Stratège territorial qui conçoit, pilote et évalue des programmes collectifs visant à réduire la fracture numérique sur un bassin de vie donné – quartier, commune, intercommunalité ou département. Il ne se limite pas à l’animation d’ateliers ponctuels : il cartographie les besoins réels des publics exclus, mobilise les acteurs locaux (médiathèques, centres sociaux, associations, collectivités), sécurise les financements (fonds européens, subventions territoriales), déploie des dispositifs pérennes (EPN, ateliers itinérants, tiers-lieux) et mesure l’impact social des actions au-delà du simple nombre de personnes « formées ».
Mission principale
Transformer l’inclusion numérique d’une action marginale en politique publique structurante et évaluée. Le coordinateur analyse les territoires en tension (zones rurales sans fibre, quartiers prioritaires avec équipement obsolète), co-construit avec les habitants des réponses adaptées (ateliers parents-enfants, permanences numériques en mairie, prêt de matériel), fédère un réseau d’acteurs souvent cloisonnés (travailleurs sociaux, bibliothécaires, élus), monte des dossiers de subvention avec indicateurs d’impact socialement pertinents (réduction des ruptures de droits, création de liens sociaux), et plaide auprès des décideurs pour maintenir un accès présentiel aux services publics quand le numérique exclut.
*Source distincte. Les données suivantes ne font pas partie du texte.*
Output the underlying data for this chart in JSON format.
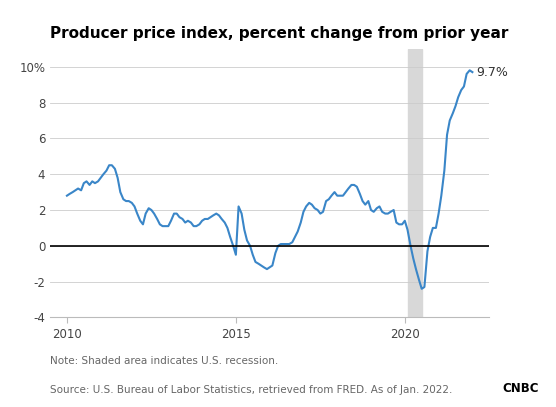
{
  "title": "Producer price index, percent change from prior year",
  "note": "Note: Shaded area indicates U.S. recession.",
  "source": "Source: U.S. Bureau of Labor Statistics, retrieved from FRED. As of Jan. 2022.",
  "end_label": "9.7%",
  "line_color": "#3a86c8",
  "recession_color": "#d8d8d8",
  "recession_start": 2020.08,
  "recession_end": 2020.5,
  "ylim": [
    -4,
    11.0
  ],
  "yticks": [
    -4,
    -2,
    0,
    2,
    4,
    6,
    8,
    10
  ],
  "ytick_labels": [
    "-4",
    "-2",
    "0",
    "2",
    "4",
    "6",
    "8",
    "10%"
  ],
  "xlim": [
    2009.5,
    2022.5
  ],
  "xticks": [
    2010,
    2015,
    2020
  ],
  "background_color": "#ffffff",
  "data": [
    [
      2010.0,
      2.8
    ],
    [
      2010.08,
      2.9
    ],
    [
      2010.17,
      3.0
    ],
    [
      2010.25,
      3.1
    ],
    [
      2010.33,
      3.2
    ],
    [
      2010.42,
      3.1
    ],
    [
      2010.5,
      3.5
    ],
    [
      2010.58,
      3.6
    ],
    [
      2010.67,
      3.4
    ],
    [
      2010.75,
      3.6
    ],
    [
      2010.83,
      3.5
    ],
    [
      2010.92,
      3.6
    ],
    [
      2011.0,
      3.8
    ],
    [
      2011.08,
      4.0
    ],
    [
      2011.17,
      4.2
    ],
    [
      2011.25,
      4.5
    ],
    [
      2011.33,
      4.5
    ],
    [
      2011.42,
      4.3
    ],
    [
      2011.5,
      3.8
    ],
    [
      2011.58,
      3.0
    ],
    [
      2011.67,
      2.6
    ],
    [
      2011.75,
      2.5
    ],
    [
      2011.83,
      2.5
    ],
    [
      2011.92,
      2.4
    ],
    [
      2012.0,
      2.2
    ],
    [
      2012.08,
      1.8
    ],
    [
      2012.17,
      1.4
    ],
    [
      2012.25,
      1.2
    ],
    [
      2012.33,
      1.8
    ],
    [
      2012.42,
      2.1
    ],
    [
      2012.5,
      2.0
    ],
    [
      2012.58,
      1.8
    ],
    [
      2012.67,
      1.5
    ],
    [
      2012.75,
      1.2
    ],
    [
      2012.83,
      1.1
    ],
    [
      2012.92,
      1.1
    ],
    [
      2013.0,
      1.1
    ],
    [
      2013.08,
      1.4
    ],
    [
      2013.17,
      1.8
    ],
    [
      2013.25,
      1.8
    ],
    [
      2013.33,
      1.6
    ],
    [
      2013.42,
      1.5
    ],
    [
      2013.5,
      1.3
    ],
    [
      2013.58,
      1.4
    ],
    [
      2013.67,
      1.3
    ],
    [
      2013.75,
      1.1
    ],
    [
      2013.83,
      1.1
    ],
    [
      2013.92,
      1.2
    ],
    [
      2014.0,
      1.4
    ],
    [
      2014.08,
      1.5
    ],
    [
      2014.17,
      1.5
    ],
    [
      2014.25,
      1.6
    ],
    [
      2014.33,
      1.7
    ],
    [
      2014.42,
      1.8
    ],
    [
      2014.5,
      1.7
    ],
    [
      2014.58,
      1.5
    ],
    [
      2014.67,
      1.3
    ],
    [
      2014.75,
      1.0
    ],
    [
      2014.83,
      0.5
    ],
    [
      2014.92,
      0.0
    ],
    [
      2015.0,
      -0.5
    ],
    [
      2015.08,
      2.2
    ],
    [
      2015.17,
      1.8
    ],
    [
      2015.25,
      0.9
    ],
    [
      2015.33,
      0.3
    ],
    [
      2015.42,
      0.0
    ],
    [
      2015.5,
      -0.5
    ],
    [
      2015.58,
      -0.9
    ],
    [
      2015.67,
      -1.0
    ],
    [
      2015.75,
      -1.1
    ],
    [
      2015.83,
      -1.2
    ],
    [
      2015.92,
      -1.3
    ],
    [
      2016.0,
      -1.2
    ],
    [
      2016.08,
      -1.1
    ],
    [
      2016.17,
      -0.4
    ],
    [
      2016.25,
      0.0
    ],
    [
      2016.33,
      0.1
    ],
    [
      2016.42,
      0.1
    ],
    [
      2016.5,
      0.1
    ],
    [
      2016.58,
      0.1
    ],
    [
      2016.67,
      0.2
    ],
    [
      2016.75,
      0.5
    ],
    [
      2016.83,
      0.8
    ],
    [
      2016.92,
      1.3
    ],
    [
      2017.0,
      1.9
    ],
    [
      2017.08,
      2.2
    ],
    [
      2017.17,
      2.4
    ],
    [
      2017.25,
      2.3
    ],
    [
      2017.33,
      2.1
    ],
    [
      2017.42,
      2.0
    ],
    [
      2017.5,
      1.8
    ],
    [
      2017.58,
      1.9
    ],
    [
      2017.67,
      2.5
    ],
    [
      2017.75,
      2.6
    ],
    [
      2017.83,
      2.8
    ],
    [
      2017.92,
      3.0
    ],
    [
      2018.0,
      2.8
    ],
    [
      2018.08,
      2.8
    ],
    [
      2018.17,
      2.8
    ],
    [
      2018.25,
      3.0
    ],
    [
      2018.33,
      3.2
    ],
    [
      2018.42,
      3.4
    ],
    [
      2018.5,
      3.4
    ],
    [
      2018.58,
      3.3
    ],
    [
      2018.67,
      2.9
    ],
    [
      2018.75,
      2.5
    ],
    [
      2018.83,
      2.3
    ],
    [
      2018.92,
      2.5
    ],
    [
      2019.0,
      2.0
    ],
    [
      2019.08,
      1.9
    ],
    [
      2019.17,
      2.1
    ],
    [
      2019.25,
      2.2
    ],
    [
      2019.33,
      1.9
    ],
    [
      2019.42,
      1.8
    ],
    [
      2019.5,
      1.8
    ],
    [
      2019.58,
      1.9
    ],
    [
      2019.67,
      2.0
    ],
    [
      2019.75,
      1.3
    ],
    [
      2019.83,
      1.2
    ],
    [
      2019.92,
      1.2
    ],
    [
      2020.0,
      1.4
    ],
    [
      2020.08,
      0.9
    ],
    [
      2020.17,
      0.0
    ],
    [
      2020.25,
      -0.7
    ],
    [
      2020.33,
      -1.3
    ],
    [
      2020.42,
      -1.9
    ],
    [
      2020.5,
      -2.4
    ],
    [
      2020.58,
      -2.3
    ],
    [
      2020.67,
      -0.3
    ],
    [
      2020.75,
      0.5
    ],
    [
      2020.83,
      1.0
    ],
    [
      2020.92,
      1.0
    ],
    [
      2021.0,
      1.8
    ],
    [
      2021.08,
      2.8
    ],
    [
      2021.17,
      4.2
    ],
    [
      2021.25,
      6.2
    ],
    [
      2021.33,
      7.0
    ],
    [
      2021.42,
      7.4
    ],
    [
      2021.5,
      7.8
    ],
    [
      2021.58,
      8.3
    ],
    [
      2021.67,
      8.7
    ],
    [
      2021.75,
      8.9
    ],
    [
      2021.83,
      9.6
    ],
    [
      2021.92,
      9.8
    ],
    [
      2022.0,
      9.7
    ]
  ]
}
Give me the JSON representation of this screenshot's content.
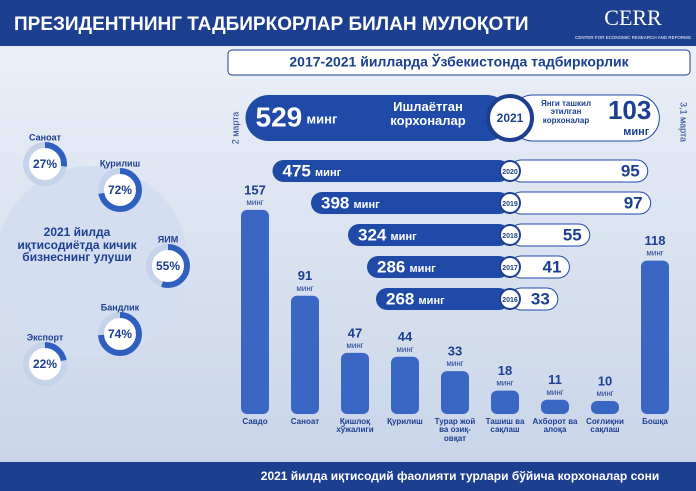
{
  "header": {
    "title": "ПРЕЗИДЕНТНИНГ ТАДБИРКОРЛАР БИЛАН МУЛОҚОТИ",
    "subtitle": "2017-2021 йилларда Ўзбекистонда тадбиркорлик",
    "logo": "CERR",
    "logo_sub": "CENTER FOR ECONOMIC RESEARCH AND REFORMS"
  },
  "chart_data": [
    {
      "type": "diverging-bar",
      "categories": [
        "2021",
        "2020",
        "2019",
        "2018",
        "2017",
        "2016"
      ],
      "unit": "минг",
      "series": [
        {
          "name": "Ишлаётган корхоналар",
          "color": "#1f4aa8",
          "values": [
            529,
            475,
            398,
            324,
            286,
            268
          ]
        },
        {
          "name": "Янги ташкил этилган корхоналар",
          "color": "#ffffff",
          "values": [
            103,
            95,
            97,
            55,
            41,
            33
          ]
        }
      ],
      "annotations": [
        "2 марта",
        "3,1 марта"
      ]
    },
    {
      "type": "gauge",
      "title": "2021 йилда иқтисодиётда кичик бизнеснинг улуши",
      "categories": [
        "Саноат",
        "Қурилиш",
        "ЯИМ",
        "Бандлик",
        "Экспорт"
      ],
      "values": [
        27,
        72,
        55,
        74,
        22
      ],
      "value_labels": [
        "27%",
        "72%",
        "55%",
        "74%",
        "22%"
      ],
      "color": "#2f5fbf"
    },
    {
      "type": "bar",
      "title": "2021 йилда иқтисодий фаолияти турлари бўйича корхоналар сони",
      "unit": "минг",
      "categories": [
        "Савдо",
        "Саноат",
        "Қишлоқ хўжалиги",
        "Қурилиш",
        "Турар жой ва озиқ-овқат",
        "Ташиш ва сақлаш",
        "Ахборот ва алоқа",
        "Соғлиқни сақлаш",
        "Бошқа"
      ],
      "values": [
        157,
        91,
        47,
        44,
        33,
        18,
        11,
        10,
        118
      ],
      "color": "#3a66c4"
    }
  ]
}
Son défi : éviter que l’inclusion numérique ne devienne une simple case à cocher dans un plan local sans transformation réelle des conditions d’accès.
Compétences clés
- Diagnostic territorial participatif : cartographie des ressources existantes, identification des publics invisibles via les relais de proximité
- Ingénierie de projet sociale : montage de dossiers de subvention (fonds européens, DETR, CAF), définition d’indicateurs d’impact qualitatifs et quantitatifs
- Animation de réseaux hétérogènes : capacité à faire collaborer élus, associations, institutions publiques autour d’une vision partagée
- Connaissance des politiques publiques du numérique : plans France Très Haut Débit, stratégie nationale pour un numérique inclusif, appels à projets ANCT
- Évaluation sociale rigoureuse : méthodes mixtes (entretiens, focus groups, données administratives) pour mesurer la transformation des situations individuelles
- Posture politique éclairée : capacité à distinguer inclusion réelle (autonomie durable) et inclusion cosmétique (ateliers ponctuels sans suivi)
Spécificités métier
Le coordinateur incarne un rôle de traducteur permanent entre trois sphères qui ne se parlent pas naturellement :
- Les institutions publiques qui parlent en indicateurs chiffrés et délais administratifs
- Les associations de terrain qui vivent au rythme des urgences sociales quotidiennes
- Les habitants qui perçoivent le numérique comme une menace ou une promesse selon leur histoire personnelle
Son efficacité dépend de sa capacité à :
- Refuser les solutions technologiques toutes faites imposées d’en haut (tablettes offertes sans accompagnement)
- Valoriser les savoirs informels déjà présents dans les quartiers (jeunes qui aident leurs parents, voisins solidaires)
- Documenter les échecs pour ajuster les dispositifs plutôt que masquer les difficultés pour satisfaire les financeurs
En France, ce métier émerge dans les collectivités engagées (métropoles, départements), les structures d’éducation populaire structurées et les opérateurs de l’État en charge de la médiation numérique territoriale – mais reste souvent précaire et sous-doté face à l’ampleur des besoins.
À ne pas confondre avec
Le facilitateur d’inclusion digitale qui agit au contact direct des publics sans responsabilité sur la stratégie territoriale ni le montage de financements.
Le conseiller numérique France Services dont le périmètre est strictement administratif et individuel, sans dimension collective ni plaidoyer politique.
Le chargé de mission numérique territorial qui déploie des infrastructures (fibre, wifi public) sans nécessairement travailler sur l’adoption humaine ni l’inclusion sociale.
Le coordinateur ne distribue pas des tablettes ni n’anime des ateliers : il construit l’écosystème local où chaque acteur trouve sa place pour que personne ne soit laissé de côté quand la société bascule dans le numérique.
Fourchette de salaire
Métier encore mal reconnu en France malgré son importance stratégique pour les territoires :
- Junior (2-4 ans, souvent issu du développement social ou de l’animation territoriale) : 30 000 € à 38 000 € bruts annuels
- Confirmé (5-8 ans, pilotage de dispositifs intercommunaux ou départementaux) : 39 000 € à 48 000 € bruts annuels
- Senior (coordination régionale ou expertise reconnue au niveau national) : 50 000 € à 62 000 € bruts annuels
Note : les postes sont souvent en CDD liés à la durée des subventions ; la pérennité reste fragile malgré l’impact social avéré.